You did the best that you could for as long as you could.
And you did not care for him for over 10 years, you cared for him for 52 years and I am sure a few years before that even.
I told myself when my Husband was diagnosed with dementia (Alzheimer's and Vascular) that I would keep him home as long as it was SAFE. Safe for him and safe for me.
I am sure your husband would not have meant to harm you but what would have happened to him if he had hurt you? You may have been injured to the point that you would have been hospitalized and then where would he be? What if he had killed you? (a friend of mine has permanent back injury due to her husband shoving her up against a wall. She placed him after an incident where she woke up when he wrapped one of his hands around her throat and had a knife in his other hand)
On the other side of the coin how would you feel if he started resisting while you were caring for him and because of that he got injured? I am sure the guilt would consume you as much as this does.

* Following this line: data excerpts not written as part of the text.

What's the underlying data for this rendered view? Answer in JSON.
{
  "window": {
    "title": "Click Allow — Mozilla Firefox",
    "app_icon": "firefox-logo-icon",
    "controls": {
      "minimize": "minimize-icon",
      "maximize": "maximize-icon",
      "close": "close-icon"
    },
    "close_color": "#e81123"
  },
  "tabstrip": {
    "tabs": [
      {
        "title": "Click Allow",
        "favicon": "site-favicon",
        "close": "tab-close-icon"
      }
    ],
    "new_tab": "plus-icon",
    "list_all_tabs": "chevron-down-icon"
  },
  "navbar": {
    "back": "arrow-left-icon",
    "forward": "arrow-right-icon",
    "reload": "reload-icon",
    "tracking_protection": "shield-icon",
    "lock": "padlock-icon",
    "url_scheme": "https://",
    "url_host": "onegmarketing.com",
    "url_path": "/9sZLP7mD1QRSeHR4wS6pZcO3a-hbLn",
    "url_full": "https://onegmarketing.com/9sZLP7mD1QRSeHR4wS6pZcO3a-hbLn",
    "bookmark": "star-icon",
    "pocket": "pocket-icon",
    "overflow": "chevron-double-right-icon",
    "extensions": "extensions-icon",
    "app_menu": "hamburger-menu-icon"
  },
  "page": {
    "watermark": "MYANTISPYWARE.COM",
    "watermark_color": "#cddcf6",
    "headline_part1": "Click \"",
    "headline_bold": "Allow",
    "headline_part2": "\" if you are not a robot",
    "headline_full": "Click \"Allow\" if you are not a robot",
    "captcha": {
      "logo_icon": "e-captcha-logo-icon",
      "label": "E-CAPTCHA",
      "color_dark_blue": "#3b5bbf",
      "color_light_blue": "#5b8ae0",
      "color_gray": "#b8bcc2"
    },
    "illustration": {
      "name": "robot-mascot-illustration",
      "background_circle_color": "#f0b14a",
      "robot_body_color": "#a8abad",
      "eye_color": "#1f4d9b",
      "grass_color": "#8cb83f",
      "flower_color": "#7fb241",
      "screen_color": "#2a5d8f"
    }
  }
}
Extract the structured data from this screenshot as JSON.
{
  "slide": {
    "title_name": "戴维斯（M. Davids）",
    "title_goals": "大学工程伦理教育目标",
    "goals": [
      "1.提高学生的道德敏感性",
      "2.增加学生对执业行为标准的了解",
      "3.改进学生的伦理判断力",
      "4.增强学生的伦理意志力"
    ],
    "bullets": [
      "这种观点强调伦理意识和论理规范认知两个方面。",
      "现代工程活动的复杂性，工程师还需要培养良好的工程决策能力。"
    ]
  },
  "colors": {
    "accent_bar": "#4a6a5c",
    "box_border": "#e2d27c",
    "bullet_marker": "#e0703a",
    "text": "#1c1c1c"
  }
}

By the way another thought, you might want to talk to your doctor about this stress and depression. There is a fine line between depression and grieving talking with a therapist might help (although might have to be a tele-conference at this point.)
Keep staying busy. We are all on pins and needles at this point.
There is nothing wrong with you do not let anyone tell you there is.
Stay strong, stay healthy!
The incidents you mentioned were frightening, to say the least. My life was threatened and I truly believe the Good Lord is all that stopped it at the last minute. Thank you for sharing what CAN happen.
May God shower you with His choicest blessings in your sorrow.
Bob in North Carolina
So while it is hard, and none of us know how long this will last and how long we will have to wait it out, don't punish yourself for thinking something is wrong with you.
Sending you much love and hugs. And remember we are always here for you.
It's a big change. Maybe you need to see someone, maybe you could benefit from a med (or from some natural supplements and behaviors to fight depression).
Have you any social connections, even online? There are some VERY good people here, and although all of us have different stories, we all are living in situations in which we are caregivers for Loved Ones, or sometimes not too lovable relatives/friends.
We do our best to keep a stiff upper lip, but I think I can safely say that ALL of us definitely understand your feelings, and welcome you for whatever we can offer- sometimes it just helps to know that there’s someone around who knows how much work you had over the years you were caring for your husband at home.
So summing up, you’re doing ALL YOU CAN right now, and it’s OK. PLEASE come and let us know when things get tough. Somebody will be here, I guarantee it!
Thank you for your kind response.
And it's true that caregivers try to show a stiff upper lip, but mine tends to quiver! I am a poor actress. I just break down.